世界で目の敵にされるイスラム教徒が、なぜロンドン市長になれたのか:世界を読み解くニュース・サロン(3/4 ページ)
ロンドンでイスラム教徒の市長が誕生した。市長に選ばれたのは、パキスタン移民2世のサディク・カーン。英国だけでなく欧州の主要都市を見渡しても、いまだかつてイスラム教徒が市長になったことはないのに、なぜ彼は選挙に勝つことができたのか。
人種が入り混じるロンドン市民は「協調」を選ぶ
確かに、英国全体で見ると、イスラム教徒への警戒心は存在する。パリとブリュッセルのテロによる衝撃は言うまでもないが、テレサ・メイ英内務大臣が2016年1月に語ったところによれば、英国でも800人以上の若いイスラム系英国人がシリアとイラクでISに加わっており、そのうちの半分は英国に帰国しているという。
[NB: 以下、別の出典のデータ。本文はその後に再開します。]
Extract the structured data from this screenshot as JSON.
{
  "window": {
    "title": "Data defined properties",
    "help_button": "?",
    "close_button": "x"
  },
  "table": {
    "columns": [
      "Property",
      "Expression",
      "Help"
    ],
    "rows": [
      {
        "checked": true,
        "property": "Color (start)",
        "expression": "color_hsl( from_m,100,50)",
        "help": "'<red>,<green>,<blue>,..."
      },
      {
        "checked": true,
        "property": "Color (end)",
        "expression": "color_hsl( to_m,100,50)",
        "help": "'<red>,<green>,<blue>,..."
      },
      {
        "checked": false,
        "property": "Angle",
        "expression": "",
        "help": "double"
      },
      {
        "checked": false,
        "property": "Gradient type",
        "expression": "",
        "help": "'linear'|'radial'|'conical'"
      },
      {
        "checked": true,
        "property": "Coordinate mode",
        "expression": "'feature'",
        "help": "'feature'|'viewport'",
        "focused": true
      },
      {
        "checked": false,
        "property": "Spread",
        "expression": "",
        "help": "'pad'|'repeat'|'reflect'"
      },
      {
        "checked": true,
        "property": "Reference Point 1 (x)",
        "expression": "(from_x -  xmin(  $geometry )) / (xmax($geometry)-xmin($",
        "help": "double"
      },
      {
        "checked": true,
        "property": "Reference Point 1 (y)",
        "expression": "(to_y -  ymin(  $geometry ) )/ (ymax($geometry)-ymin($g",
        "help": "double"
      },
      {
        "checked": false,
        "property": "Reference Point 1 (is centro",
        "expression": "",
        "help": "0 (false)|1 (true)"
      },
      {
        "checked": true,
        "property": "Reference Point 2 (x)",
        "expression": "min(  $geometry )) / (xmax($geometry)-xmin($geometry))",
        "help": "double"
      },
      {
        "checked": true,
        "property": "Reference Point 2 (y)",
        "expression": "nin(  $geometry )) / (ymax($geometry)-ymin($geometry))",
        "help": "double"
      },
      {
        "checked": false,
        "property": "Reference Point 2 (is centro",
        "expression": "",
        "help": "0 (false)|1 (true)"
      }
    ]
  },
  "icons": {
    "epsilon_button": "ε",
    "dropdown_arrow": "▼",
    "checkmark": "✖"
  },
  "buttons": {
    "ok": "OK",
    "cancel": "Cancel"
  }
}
国内で懸念が高まるのも無理はない。
ところがロンドンでは、保守党のこうした人種・宗教的な部分を煽(あお)る選挙キャンペーンが、反発を買った。そしてカーンは、明確に自身がイスラム過激派であることを否定し、穏健なイスラム教徒としてイスラム教信者のコミュニティ内部に働きかけることができるとも示唆した。
カーンは、市長に選ばれてすぐに英オブザーバー紙に寄稿し、ゴールドスミスとキャメロンが人種・宗教間の不信感を煽り、まるで米国のドナルド・トランプと同じような戦術を使っていると痛烈に批判している。米国ではトランプがこうした戦術で今のところ共和党員から支持を得ることに成功しているが、ロンドンではこの手の手法は通用しなかった。
ちなみにトランプは、イスラム教徒や中南米からの移民などに毒を吐いているが、それによって、共和党全体のイメージが悪くなっている。彼の「イスラム入国禁止」「メキシコとの国境に壁建設」「日本の核保有容認」といった発言は共和党の主張ではないし、大統領選の本戦で共和党VS. 民主党になった際には、共和党は厳しい戦いを強いられると見る向きもある。同じように、ロンドン市長選のゴールドスミスによるキャンペーンによって、英国の保守党のイメージが悪くなってしまったことは言うまでもない。さらにゴールドスミスは敗戦後、選挙戦での発言などについて党内からもさまざまな非難を受けている。
人種が入り混じるロンドンは、候補者の煽る「恐怖心」や「分断」よりも、「協調」を選んだ。そして皮肉なことに、カーンが、この時代にロンドンで生まれ育ったイスラム教徒だったことが奏功したとも言える。